CUADERNOS

CUADERNOS

por - Libros
29 May, 2021 10:56 | Sin comentarios
A propósito de un libro de un director de cine; a propósito de alguien que reemplaza el plano por la palabra, el párrafo por la secuencia, pero nunca prescinde de editar.

FIGURAS PROVISORIAS

Andrés Di Tella escribe que dibuja un mapita para James Benning. Opening shot. Entre los ojos. Por cierto: en el límite técnico (cuaderno abierto en cafetín con mármoles) entre Belgrano R. y Villa Ortúzar. Psicogeografía, nunca psicomagia. Y Combray (pirouettes!) que asoma por la verja herrumbrada. Georgie, by the way. ¿En la Luna de enfrente? Aunque no consigo recordar ahora –tampoco el wi fi– si Borges la cuenta o no entre sus pecados de verdor.   

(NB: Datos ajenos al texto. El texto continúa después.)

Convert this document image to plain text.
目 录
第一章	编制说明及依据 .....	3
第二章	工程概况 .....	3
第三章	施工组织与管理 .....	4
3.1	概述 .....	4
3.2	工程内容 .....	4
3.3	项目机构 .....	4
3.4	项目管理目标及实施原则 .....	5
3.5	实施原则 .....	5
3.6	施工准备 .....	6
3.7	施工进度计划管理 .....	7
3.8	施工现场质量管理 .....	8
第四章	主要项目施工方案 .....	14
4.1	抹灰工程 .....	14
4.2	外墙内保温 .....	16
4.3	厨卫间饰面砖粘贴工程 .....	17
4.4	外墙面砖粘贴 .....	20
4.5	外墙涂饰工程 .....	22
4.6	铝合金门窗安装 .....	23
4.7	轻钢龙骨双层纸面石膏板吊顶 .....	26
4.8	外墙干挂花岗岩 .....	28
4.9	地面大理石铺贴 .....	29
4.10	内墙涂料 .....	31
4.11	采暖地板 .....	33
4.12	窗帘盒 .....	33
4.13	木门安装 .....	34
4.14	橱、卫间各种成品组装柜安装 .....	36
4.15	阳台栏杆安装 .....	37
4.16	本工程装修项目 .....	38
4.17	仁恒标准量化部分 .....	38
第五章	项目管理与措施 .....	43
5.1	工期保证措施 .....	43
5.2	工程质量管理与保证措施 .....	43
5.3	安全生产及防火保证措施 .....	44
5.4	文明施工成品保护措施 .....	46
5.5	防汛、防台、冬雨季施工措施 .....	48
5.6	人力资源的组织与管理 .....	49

No obstante, para quiénes tampoco recordamos lo que Milwaukee representa para el cine de Benning –no así lo que el cine de Di Tella representa para nosotros: economía de la desmesura–, o mejor: para aquellos que sólo recordamos, esto sí, haber visto Landscape Suicide. O alguna de museos que nos condujo, alguna vez –¿ya era la pandemia?– al placer culpable de volver a ver Francofonia (culpable porque Sokurov es un boyarin, un príncipe blanco, y Benning el lone rider que todo jovenzuelo huraño con una Bolex alquilada alguna vez soñó ser). Para el lector que entiende o sobrelleva que el amor no puede ser sino una pasión excluyente –o de lo contrario qué sería la cultura sino una burocracia virtuosa–, el arpegio Benning completa, envuelve ese acorde suspendido recién allá por la página 161, irisando el arco o la bóveda de un libro que tiene como objeto y sujeto indiscernibles, y contra lo que nuestras malas posturas teóricas tienden a inflamar como somnolencia del fragmento, todo lo contrario: el continuo.   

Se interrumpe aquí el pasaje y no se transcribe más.